A Defence of Journalism

It constantly bugs me that when I explain to people what my career aim is, I usually receive one of two responses.

1) Oh brilliant, that sounds interesting! (*cue comment about my writing skills/chance to travel...*)

2) Oh... really? (*cue sceptical face*)

So I would like to address response number two and put down, in writing¸ all the reasons why their sceptic outlook to journalism is silly.

It's struck me, that most writers are also, or previously have been, journalists. Think about George Orwell for example. On the whole, unless somewhat controversial, writers tend not to get so much slack. Writers don't have quite so bad a reputation. Yet they, in essence, do exactly the same thing.

Journalists are seen to be manipulators of the truth, people who find the grittiest stories, to get the juiciest headlines to sell the most papers or gain the most website views. Obviously, the papers have to get sold. But news sells.

I'll admit, there are a few who might have bad intentions and will happily place a slightly untrue angle on a story to get people talking. They might portray someone else in a bad light and sway public opinion when it should not be swayed at all.

But on the other hand there are those journalists who risk their life to bring news to the public. They believe everybody who wants it has the right to learn more about the world in which they live, to know what goes on in politics, and international affairs and scientific progression. They live by the belief that knowledge is power, and everybody has a right to knowledge.

So that's the basics covered. Now for style.

Let's return to consider authors. These are people who create fictional worlds and events based on reality. It's better than real life and it's engaging. But they also put socially important issues within their work...they can weave into plots political injustice, poverty, abuse... and so on. How many books are memorable, shocking, or emotive? They use words to create an effect to get their work read.

Do journalists not do the same thing? They put a slant on stories, true, but these make them emotive, or powerful or horrifying. They also use words to create an effect to get their work read. Who wants to read a news article that isn't engaging or emotive? It wouldn't interest you enough to guarantee your persistence in reading.

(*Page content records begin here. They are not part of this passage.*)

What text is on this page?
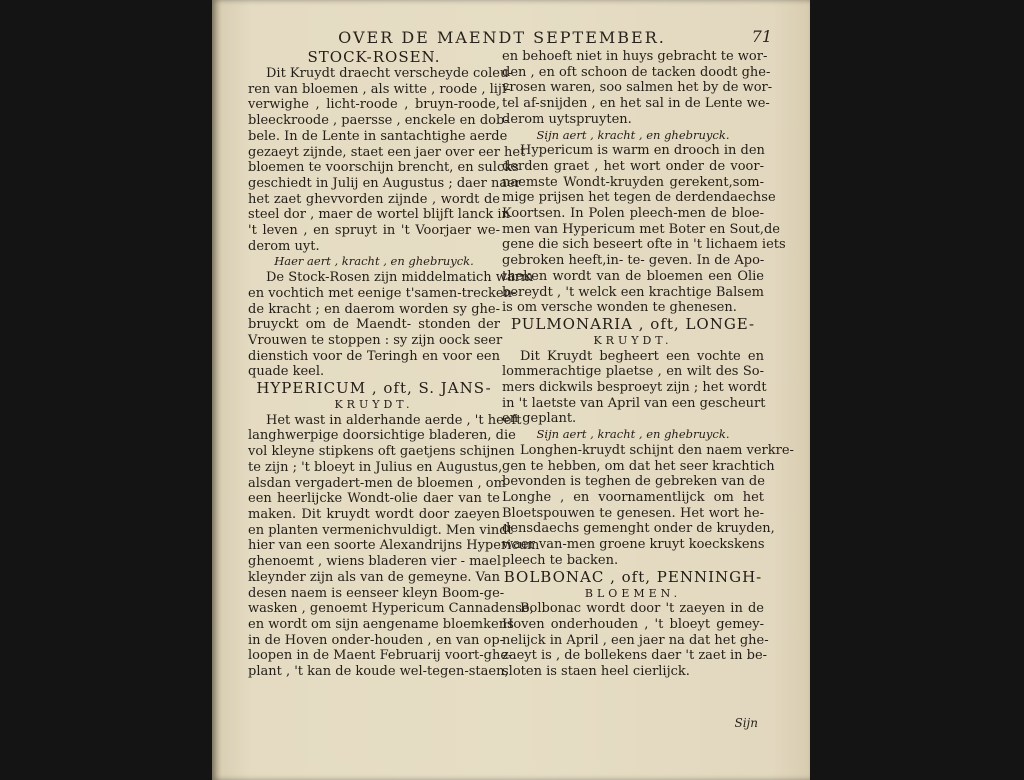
OVER DE MAENDT SEPTEMBER.	71
STOCK-ROSEN.
Dit Kruydt draecht verscheyde coleu-
ren van bloemen , als witte , roode , lijf-
verwighe , licht-roode , bruyn-roode,
bleeckroode , paersse , enckele en dob-
bele. In de Lente in santachtighe aerde
gezaeyt zijnde, staet een jaer over eer het
bloemen te voorschijn brencht, en sulcks
geschiedt in Julij en Augustus ; daer naer
het zaet ghevvorden zijnde , wordt de
steel dor , maer de wortel blijft lanck in
't leven , en spruyt in 't Voorjaer we-
derom uyt.
Haer aert , kracht , en ghebruyck.
De Stock-Rosen zijn middelmatich warm
en vochtich met eenige t'samen-trecken-
de kracht ; en daerom worden sy ghe-
bruyckt om de Maendt- stonden der
Vrouwen te stoppen : sy zijn oock seer
dienstich voor de Teringh en voor een
quade keel.
HYPERICUM , oft, S. JANS-
KRUYDT.
Het wast in alderhande aerde , 't heeft
langhwerpige doorsichtige bladeren, die
vol kleyne stipkens oft gaetjens schijnen
te zijn ; 't bloeyt in Julius en Augustus,
alsdan vergadert-men de bloemen , om
een heerlijcke Wondt-olie daer van te
maken. Dit kruydt wordt door zaeyen
en planten vermenichvuldigt. Men vindt
hier van een soorte Alexandrijns Hypericum
ghenoemt , wiens bladeren vier - mael
kleynder zijn als van de gemeyne. Van
desen naem is eenseer kleyn Boom-ge-
wasken , genoemt Hypericum Cannadense,
en wordt om sijn aengename bloemkens
in de Hoven onder-houden , en van op-
loopen in de Maent Februarij voort-ghe-
plant , 't kan de koude wel-tegen-staen,
en behoeft niet in huys gebracht te wor-
den , en oft schoon de tacken doodt ghe-
vrosen waren, soo salmen het by de wor-
tel af-snijden , en het sal in de Lente we-
derom uytspruyten.
Sijn aert , kracht , en ghebruyck.
Hypericum is warm en drooch in den
derden graet , het wort onder de voor-
naemste Wondt-kruyden gerekent,som-
mige prijsen het tegen de derdendaechse
Koortsen. In Polen pleech-men de bloe-
men van Hypericum met Boter en Sout,de
gene die sich beseert ofte in 't lichaem iets
gebroken heeft,in- te- geven. In de Apo-
theken wordt van de bloemen een Olie
bereydt , 't welck een krachtige Balsem
is om versche wonden te ghenesen.
PULMONARIA , oft, LONGE-
KRUYDT.
Dit Kruydt begheert een vochte en
lommerachtige plaetse , en wilt des So-
mers dickwils besproeyt zijn ; het wordt
in 't laetste van April van een gescheurt
en geplant.
Sijn aert , kracht , en ghebruyck.
Longhen-kruydt schijnt den naem verkre-
gen te hebben, om dat het seer krachtich
bevonden is teghen de gebreken van de
Longhe , en voornamentlijck om het
Bloetspouwen te genesen. Het wort he-
densdaechs gemenght onder de kruyden,
waer van-men groene kruyt koeckskens
pleech te backen.
BOLBONAC , oft, PENNINGH-
BLOEMEN.
Bolbonac wordt door 't zaeyen in de
Hoven onderhouden , 't bloeyt gemey-
nelijck in April , een jaer na dat het ghe-
zaeyt is , de bollekens daer 't zaet in be-
sloten is staen heel cierlijck.
Sijn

Journalistic writing is an art form. It's a skill. It takes talent to be able to write about something that's true in a way that makes others want to read it. What's more, journalists have to have a passion for what they do. They start off on minimal wage, and do a ridiculous amount of work for the benefits they receive.

But if writers and journalists are so similar, why is the latter portrayed so negatively? I understand that not everything in the press can be believed, but there are also heavy generalisations at work here. The recent phone hacking scandal hasn't helped things, but it's about time people see journalists for the talented writers they are, simply attempting to make news available to everyone.

And it's not just journalists either. Lawyers and politicians receive a lot of bad press and are subject to the worst stereotypes. These are all people that hold some degree of power and influence; these are people that others could be jealous off. Yet these are also, sceptics believe, people who benefit from the lives of others. But again, this is a generalisation!